“You—loved—Mrs.—Rutter—and she—refused you for—Oh!—what a cruel thing to do! And what a fool she was. Now I know why you have been so good to Harry. Oh, you poor, dear Uncle George. Oh, to think that you of all men! Is there any one whose heart is not bruised and broken?” she added in a helpless tone.
“Plenty of them, Kate—especially those who have been willing to stoop a little and so triumph. Harry has waited three years for some word from you; he has not asked for it, for he believes you have forgotten him; and then he was too much of a man to encroach upon another's rights. Does your breaking off with Mr. Willits alter the case in any way?—does it make any difference? Is this sailor boy always to be a wanderer—never to come home to his people and the woman he loves?”
“He'll never come back to me, Uncle George,” she said with a shudder, dropping her eyes. “I found that out the day we talked together in the park, just before he left. And he's not coming home. Father got a letter from one of his agents who had seen him. He was looking very well and was going up into the mountains—I wrote you about it. I am sorry you didn't get the letter—but of course he has written you too.”
“Suppose I should tell you that he would come back if he thought you would be glad to see him—glad in the old way?”
Kate shook her head: “He would never come. He hates me, and I don't blame him. I hate myself when I think of it all.”
“But if he should walk in now?”—he was very much afraid he would, and he was not quite ready for him yet. What he was trying to find out was not whether Kate would be glad to see Harry as a relief to her loneliness, but whether she really LOVED him.
Some tone in his voice caught her ear. She turned her head quickly and looked at him with wondering gaze, as if she would read his inmost thoughts.
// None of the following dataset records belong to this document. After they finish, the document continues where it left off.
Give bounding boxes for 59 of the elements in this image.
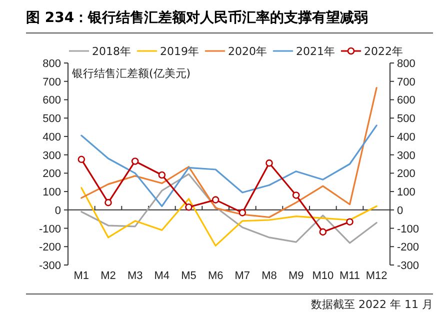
legend-label: 2019年 <box>160 45 199 58</box>
y-tick-label: 400 <box>42 131 61 144</box>
y2-tick-label: 600 <box>397 94 416 107</box>
line-series <box>80 187 378 247</box>
y-tick-label: -200 <box>38 242 61 254</box>
x-tick-label: M2 <box>100 270 116 282</box>
text: 数据截至 2022 年 11 月 <box>311 298 433 311</box>
point <box>104 198 112 206</box>
y2-tick-label: -300 <box>397 260 420 272</box>
y2-tick-label: 100 <box>397 186 416 199</box>
y-tick-label: 200 <box>42 168 61 180</box>
legend-label: 2022年 <box>364 45 403 58</box>
y2-tick-label: 500 <box>397 113 416 126</box>
y-tick-label: -300 <box>38 260 61 272</box>
point <box>238 209 246 216</box>
legend-label: 2021年 <box>296 45 335 58</box>
point <box>319 228 327 236</box>
y-tick-label: 100 <box>42 186 61 199</box>
y-tick-label: 500 <box>42 113 61 126</box>
x-tick-label: M3 <box>127 270 143 282</box>
y-tick-label: 700 <box>42 76 61 88</box>
y2-tick-label: -200 <box>397 242 420 254</box>
y2-tick-label: 400 <box>397 131 416 144</box>
legend-label: 2018年 <box>92 45 131 58</box>
line-series <box>80 86 378 218</box>
x-tick-label: M11 <box>339 270 360 282</box>
y2-tick-label: 700 <box>397 76 416 88</box>
x-tick-label: M8 <box>262 270 277 282</box>
y-tick-label: 800 <box>42 58 61 70</box>
y2-tick-label: 300 <box>397 150 416 162</box>
point <box>292 192 300 199</box>
point <box>266 159 273 167</box>
y-tick-label: 600 <box>42 94 61 107</box>
point <box>346 218 354 226</box>
point <box>212 196 220 204</box>
y2-tick-label: 800 <box>397 58 416 70</box>
x-tick-label: M6 <box>208 270 224 282</box>
x-tick-label: M10 <box>312 270 334 282</box>
point <box>78 156 86 164</box>
point <box>158 171 166 179</box>
y-tick-label: 300 <box>42 150 61 162</box>
y-axis-title: 银行结售汇差额(亿美元) <box>71 67 191 80</box>
x-tick-label: M5 <box>181 270 196 282</box>
y2-tick-label: 200 <box>397 168 416 180</box>
y-tick-label: -100 <box>38 223 61 236</box>
legend-label: 2020年 <box>228 45 267 58</box>
x-tick-label: M9 <box>288 270 304 282</box>
x-tick-label: M12 <box>366 270 388 282</box>
y2-tick-label: -100 <box>397 223 420 236</box>
x-tick-label: M4 <box>154 270 170 282</box>
y2-tick-label: 0 <box>397 204 404 217</box>
point <box>185 204 192 211</box>
x-tick-label: M7 <box>234 270 250 282</box>
x-tick-label: M1 <box>74 270 90 282</box>
line-series <box>80 124 378 208</box>
y-tick-label: 0 <box>54 204 61 217</box>
line-series <box>80 173 378 244</box>
point <box>131 158 139 165</box>
chart-title: 图 234：银行结售汇差额对人民币汇率的支撑有望减弱 <box>26 9 368 26</box>
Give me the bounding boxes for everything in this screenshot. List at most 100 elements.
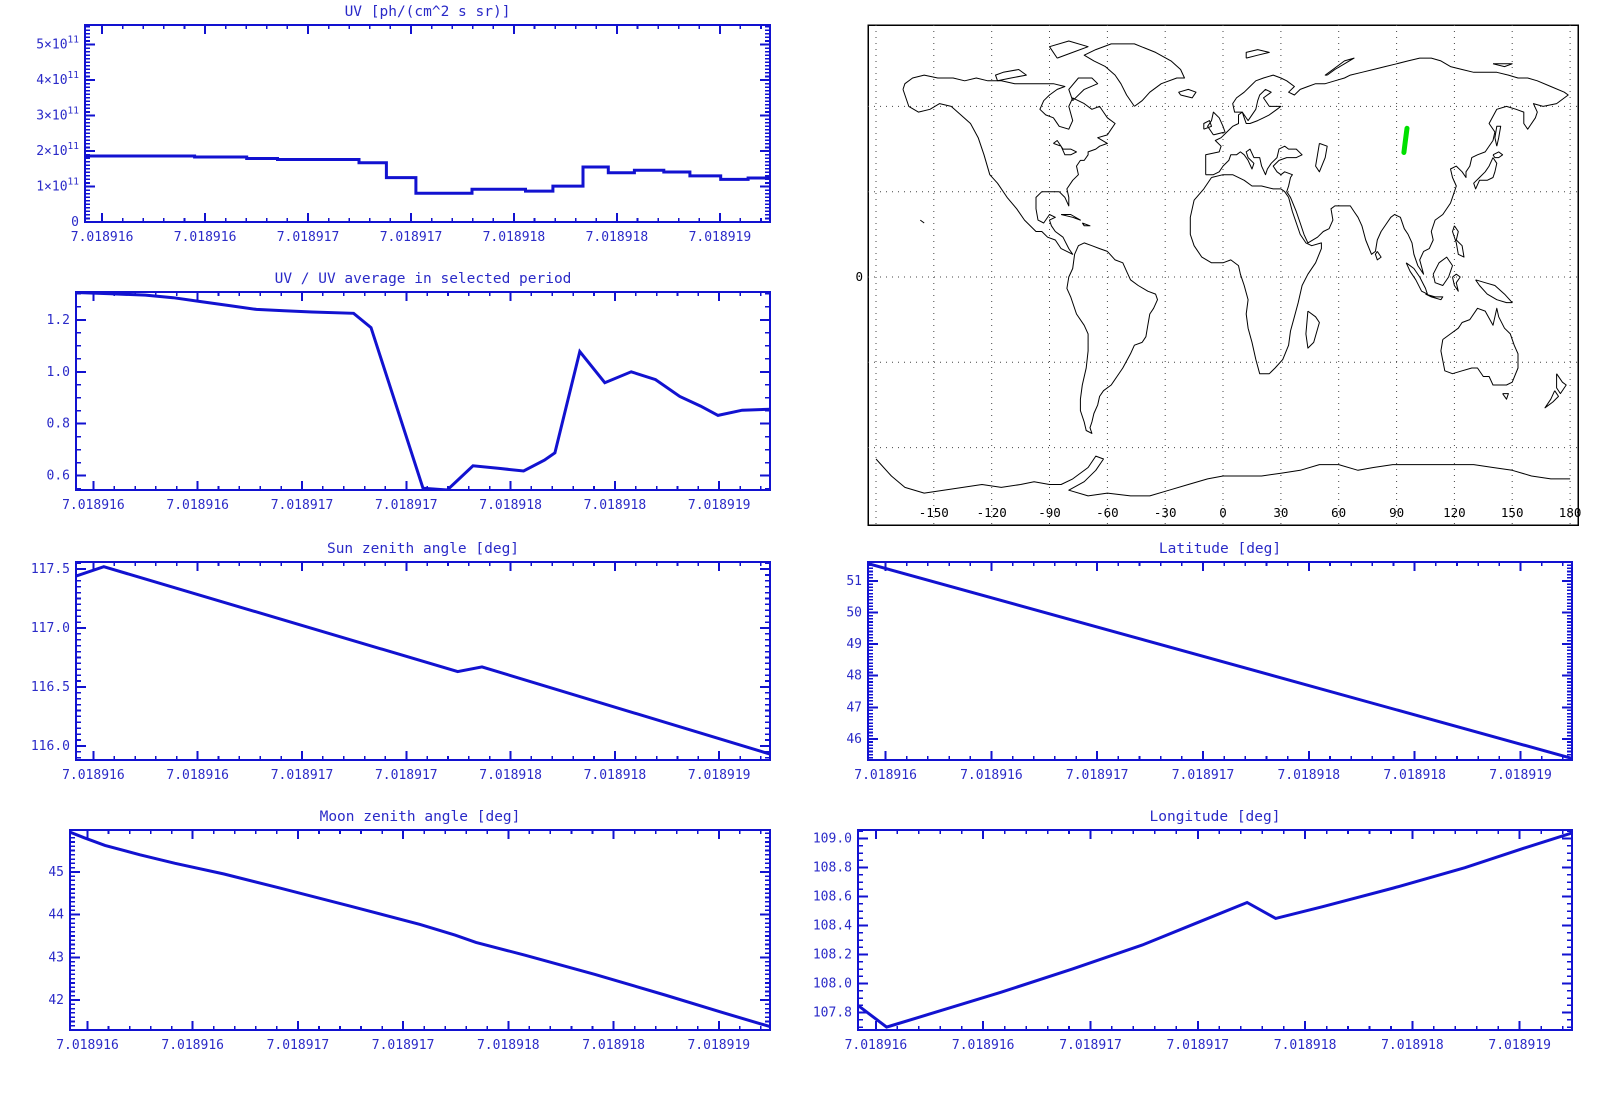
uv-y-tick-label: 1×1011 <box>36 177 79 195</box>
sun-zenith-plot: Sun zenith angle [deg] 7.018916 7.018916 7.… <box>31 541 771 783</box>
latitude-title: Latitude [deg] <box>1159 541 1281 557</box>
moon-zenith-y-tick-label: 42 <box>48 993 64 1008</box>
uv-x-tick-label: 7.018916 <box>174 230 237 245</box>
map-lon-label: 30 <box>1273 505 1288 520</box>
map-graticule <box>868 25 1578 525</box>
sun-zenith-title: Sun zenith angle [deg] <box>327 541 519 557</box>
longitude-y-tick-label: 108.4 <box>813 919 852 934</box>
uv-y-tick-label: 0 <box>71 215 79 230</box>
uv-ratio-y-tick-label: 0.8 <box>47 417 70 432</box>
uv-plot: UV [ph/(cm^2 s sr)] 7.018916 7.018916 7.018… <box>36 4 771 245</box>
satellite-ground-track <box>1401 125 1410 155</box>
uv-y-tick-label: 3×1011 <box>36 106 79 124</box>
uv-x-tick-label: 7.018919 <box>689 230 752 245</box>
sun-zenith-x-tick-label: 7.018917 <box>375 768 438 783</box>
moon-zenith-x-tick-label: 7.018916 <box>161 1038 224 1053</box>
latitude-data-line <box>868 562 1572 760</box>
longitude-x-tick-label: 7.018917 <box>1059 1038 1122 1053</box>
uv-x-tick-label: 7.018918 <box>586 230 649 245</box>
sun-zenith-y-tick-label: 117.0 <box>31 621 70 636</box>
sun-zenith-y-tick-label: 117.5 <box>31 562 70 577</box>
map-lon-label: 90 <box>1389 505 1404 520</box>
sun-zenith-y-tick-label: 116.0 <box>31 739 70 754</box>
latitude-y-tick-label: 50 <box>846 606 862 621</box>
moon-zenith-plot: Moon zenith angle [deg] 7.018916 7.018916 7… <box>48 809 771 1053</box>
moon-zenith-axes-box <box>69 829 771 1031</box>
uv-y-tick-label: 5×1011 <box>36 35 79 53</box>
longitude-x-tick-label: 7.018918 <box>1381 1038 1444 1053</box>
map-lon-label: 0 <box>1219 505 1227 520</box>
uv-data-line <box>85 154 770 195</box>
moon-zenith-y-tick-label: 43 <box>48 950 64 965</box>
map-lon-label: 180 <box>1559 505 1582 520</box>
map-lon-label: -60 <box>1096 505 1119 520</box>
latitude-y-tick-label: 51 <box>846 574 862 589</box>
uv-ratio-x-tick-label: 7.018919 <box>688 498 751 513</box>
moon-zenith-y-tick-label: 45 <box>48 865 64 880</box>
uv-x-tick-label: 7.018917 <box>277 230 340 245</box>
uv-ratio-x-tick-label: 7.018917 <box>271 498 334 513</box>
sun-zenith-x-tick-label: 7.018918 <box>584 768 647 783</box>
latitude-plot: Latitude [deg] 7.018916 7.018916 7.018917 7.… <box>846 541 1573 783</box>
uv-ratio-x-tick-label: 7.018916 <box>62 498 125 513</box>
map-frame <box>867 24 1579 526</box>
longitude-y-tick-label: 108.8 <box>813 861 852 876</box>
longitude-title: Longitude [deg] <box>1150 809 1281 825</box>
moon-zenith-x-tick-label: 7.018918 <box>582 1038 645 1053</box>
map-lon-label: -30 <box>1154 505 1177 520</box>
latitude-y-tick-label: 48 <box>846 669 862 684</box>
uv-ratio-y-tick-label: 1.0 <box>47 365 70 380</box>
uv-title: UV [ph/(cm^2 s sr)] <box>345 4 511 20</box>
longitude-x-tick-label: 7.018917 <box>1166 1038 1229 1053</box>
moon-zenith-x-tick-label: 7.018917 <box>372 1038 435 1053</box>
longitude-y-tick-label: 108.0 <box>813 977 852 992</box>
uv-y-tick-label: 4×1011 <box>36 70 79 88</box>
longitude-axes-box <box>857 829 1573 1031</box>
uv-ratio-x-tick-label: 7.018918 <box>479 498 542 513</box>
latitude-x-tick-label: 7.018917 <box>1066 768 1129 783</box>
map-lon-label: 60 <box>1331 505 1346 520</box>
latitude-y-tick-label: 46 <box>846 732 862 747</box>
latitude-x-tick-label: 7.018919 <box>1489 768 1552 783</box>
longitude-y-tick-label: 107.8 <box>813 1006 852 1021</box>
longitude-data-line <box>858 831 1572 1029</box>
uv-ratio-title: UV / UV average in selected period <box>275 271 572 287</box>
latitude-x-tick-label: 7.018916 <box>960 768 1023 783</box>
uv-ratio-x-tick-label: 7.018917 <box>375 498 438 513</box>
longitude-y-tick-label: 108.6 <box>813 890 852 905</box>
latitude-x-tick-label: 7.018917 <box>1172 768 1235 783</box>
longitude-plot: Longitude [deg] 7.018916 7.018916 7.018917 7… <box>813 809 1573 1053</box>
uv-x-tick-label: 7.018916 <box>71 230 134 245</box>
map-coastlines <box>875 40 1571 497</box>
moon-zenith-x-tick-label: 7.018919 <box>687 1038 750 1053</box>
map-equator-label: 0 <box>855 269 863 284</box>
sun-zenith-y-tick-label: 116.5 <box>31 680 70 695</box>
uv-ratio-x-tick-label: 7.018916 <box>166 498 229 513</box>
map-lon-label: -150 <box>919 505 949 520</box>
sun-zenith-x-tick-label: 7.018916 <box>62 768 125 783</box>
moon-zenith-x-tick-label: 7.018918 <box>477 1038 540 1053</box>
uv-axes-box <box>84 24 771 223</box>
map-lon-label: 150 <box>1501 505 1524 520</box>
longitude-x-tick-label: 7.018919 <box>1488 1038 1551 1053</box>
uv-ratio-x-tick-label: 7.018918 <box>584 498 647 513</box>
moon-zenith-data-line <box>70 830 770 1029</box>
sun-zenith-x-tick-label: 7.018919 <box>688 768 751 783</box>
uv-ratio-data-line <box>76 292 770 490</box>
uv-y-tick-label: 2×1011 <box>36 141 79 159</box>
longitude-x-tick-label: 7.018918 <box>1274 1038 1337 1053</box>
latitude-x-tick-label: 7.018916 <box>854 768 917 783</box>
uv-ratio-y-tick-label: 0.6 <box>47 469 70 484</box>
uv-x-tick-label: 7.018918 <box>483 230 546 245</box>
uv-ratio-plot: UV / UV average in selected period 7.0189… <box>47 271 771 513</box>
sun-zenith-x-tick-label: 7.018918 <box>479 768 542 783</box>
moon-zenith-x-tick-label: 7.018917 <box>267 1038 330 1053</box>
map-lon-label: 120 <box>1443 505 1466 520</box>
sun-zenith-x-tick-label: 7.018916 <box>166 768 229 783</box>
moon-zenith-title: Moon zenith angle [deg] <box>320 809 521 825</box>
uv-ratio-axes-box <box>75 291 771 491</box>
map-lon-label: -90 <box>1038 505 1061 520</box>
latitude-y-tick-label: 49 <box>846 637 862 652</box>
sun-zenith-data-line <box>76 565 770 756</box>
“You mean that he is coming, Uncle George—that Harry IS coming home!” she exclaimed excitedly, the color ebbing from her cheeks.
“He is already here, Kate. He slept upstairs in his old room last night. I expect him in any minute.”
“Here!—in this room!” She was on her feet in an instant, her face deathly pale, her whole frame shaking. Which way should she turn to escape? To meet him face to face would bring only excruciating pain. “Oh, why didn't you tell me, Uncle George!” she burst out. “I won't see him! I can't!—not now—not here! Let me go home—let me think! No—don't stop me!” and catching up her cape and parasol she was out the door and down the steps before he could call her back or even realize that she had gone.